Recently I have been reading through Listening to the Beliefs of the Emerging Churches. Doug Pagitt has a very curious explanation for the tension between Augustine and Pelagius. In his estimation Pelagius' Celtic spirituality, the product of a Druidic northern culture, was always going to clash with Augustine's Greco-Roman view of God. Now aside of the fact that their respective theologies are explained solely in cultural terms (and I think quite inaccurately by Pagitt) and not in terms of their differing exegesis Scripture, Pagitt has got the wrong culture in mind. Jerome said at the time that Pelagianism was the heresy of "Pythagoras and Zeno." Dean Milman, noted that "the greater part" of Pelagius' letter to Demetrius "might have been written by an ancient academic." Pelagianism seems to him to be "a rehabilitation of the general heathen view of the world."
And it ought to be pointed out that explaining orthodoxy and heresy in such a way that culture accounts for both is itself the product of an unorthodox presupposition.

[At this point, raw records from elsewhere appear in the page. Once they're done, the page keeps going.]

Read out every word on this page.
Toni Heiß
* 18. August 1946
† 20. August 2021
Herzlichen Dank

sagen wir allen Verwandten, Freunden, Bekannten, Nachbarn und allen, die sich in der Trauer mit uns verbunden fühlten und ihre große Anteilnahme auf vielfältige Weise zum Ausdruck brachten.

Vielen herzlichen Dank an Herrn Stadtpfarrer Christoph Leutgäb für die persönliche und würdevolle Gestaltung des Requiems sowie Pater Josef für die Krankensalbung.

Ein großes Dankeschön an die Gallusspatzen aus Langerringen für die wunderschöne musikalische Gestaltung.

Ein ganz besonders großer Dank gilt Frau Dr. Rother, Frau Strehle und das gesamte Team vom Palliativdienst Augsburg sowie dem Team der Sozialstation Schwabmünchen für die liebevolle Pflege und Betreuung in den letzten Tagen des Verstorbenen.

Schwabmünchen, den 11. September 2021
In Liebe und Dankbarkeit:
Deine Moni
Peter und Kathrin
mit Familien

Here is Bavinck on Pelagius:
"According to Pelagius, the image of God consisted solely in free personality, not in positive holiness, immortality, and so on. Adam's trespass, according to him, did not deprive humans of the image of God and in fact had no adverse consequences whatsoever. There is no such thing as original sin. Adam's trespass negatively affected his descendants only in that it left them a bad example, which, followed by others, made sin a power among humankind...Sin, accordingly, is propagated not by generation but by imitation. Humans, whose souls were created pure by God, are still today born in the same state as Adam was before the fall...Human beings are still completely free and can of themselves know and do the good: they have no need of grace. It is indeed possible for them to abstain from all sins, and a few have in fact attained this ideal.
In voicing these ideas, Pelagius did little more than take over the views that had been promulgated long before by Greek and Roman philosophers and had found acceptance in popular philosophy."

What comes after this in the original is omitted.